Он кинул листовку на стол, зевнул, потянулся, угрюмо бросил:
— Чем они тут помогут? Болтовня одна! Пойду спать. Вечером двинусь…
На чердаке Семен долго шуршал мятой соломой. Мн лег на куртку, но солома то под боком, то в ногах колола тело. Он морщился, отыскивал и отбрасывал соломинки, закрывал глаза, но уснуть не мог.
По ночам в лагере у него хватало времени перебирать уцелевшие в памяти события двадцатишестилетней жизни. Когда в вонючей темноте четвертого блока к нему являлись светлые воспоминания о студенческой жизни в Одессе, о ринге, где он добился первых успехов, о друзьях, о Галине, хотелось кричать, выть, биться головой о нары. И он упорно заставлял себя думать только о войне…

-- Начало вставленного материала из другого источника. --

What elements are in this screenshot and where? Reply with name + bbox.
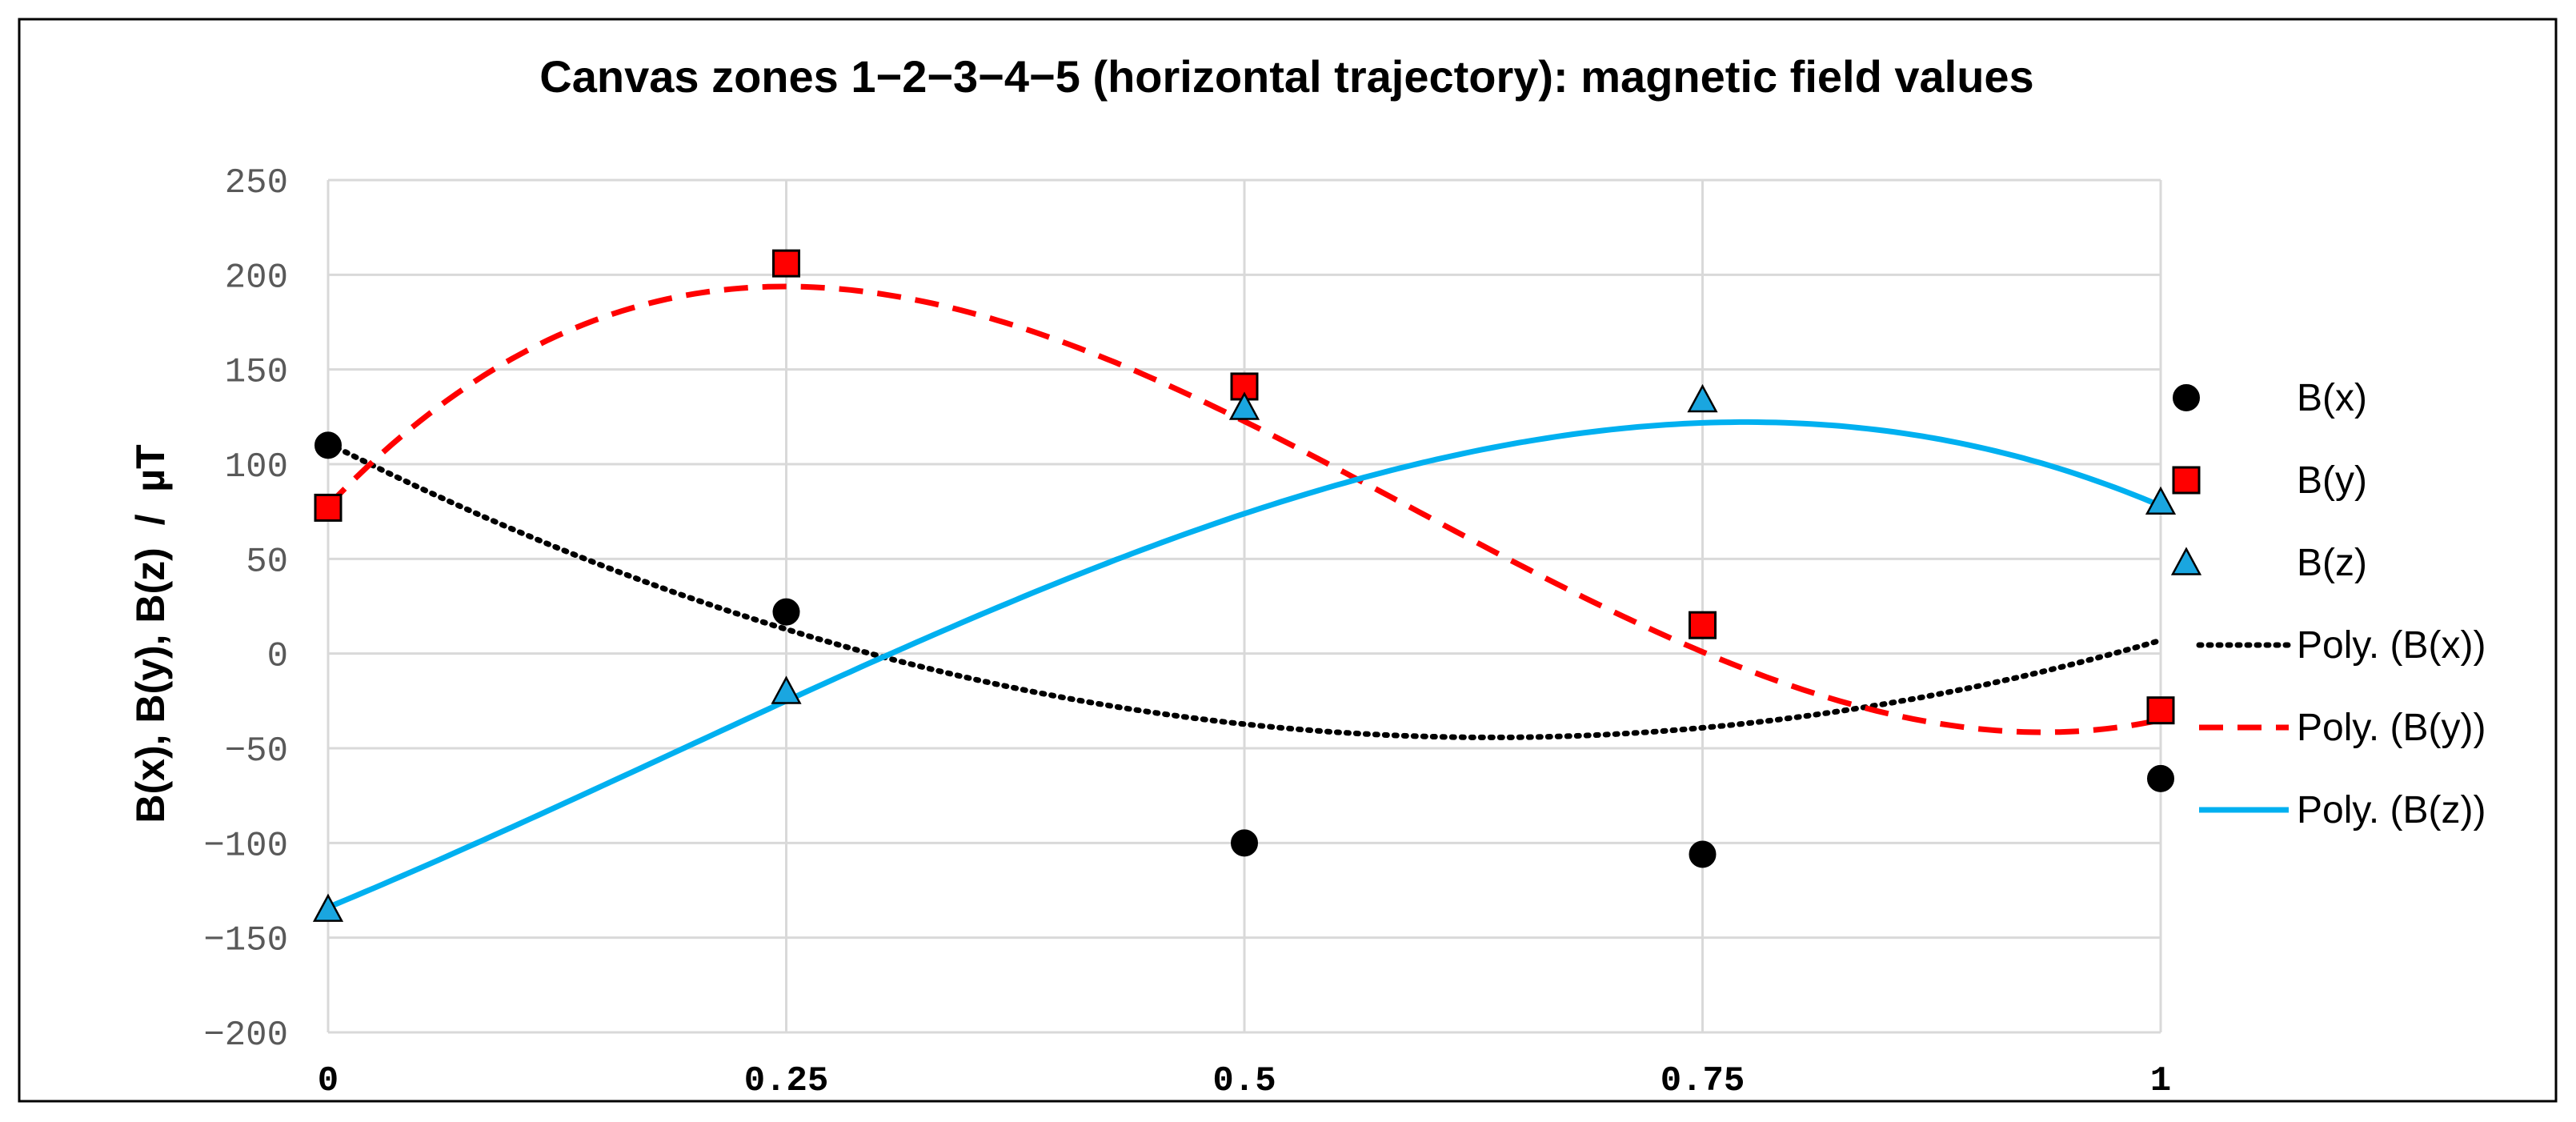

Батуми. Эшелон горнострелкового полка. Новороссийск. Четыре дня до нового года. И вдруг приказ, зимнее обмундирование, боезапас. Порт. Боевые корабли. Черные шинели морской пехоты. Холодный пронизывающий ветер на палубе минного тральщика. Куда их везут?
Ночью эскадра вошла в Феодосийскую бухту и внезапно обрушила всю мощь своей артиллерии на гитлеровские форты. Фантастически яркие, как гигантские люстры, осветительные ракеты повисли на парашютах над бухтой, со всех кораблей летели разноцветные трассирующие снаряды.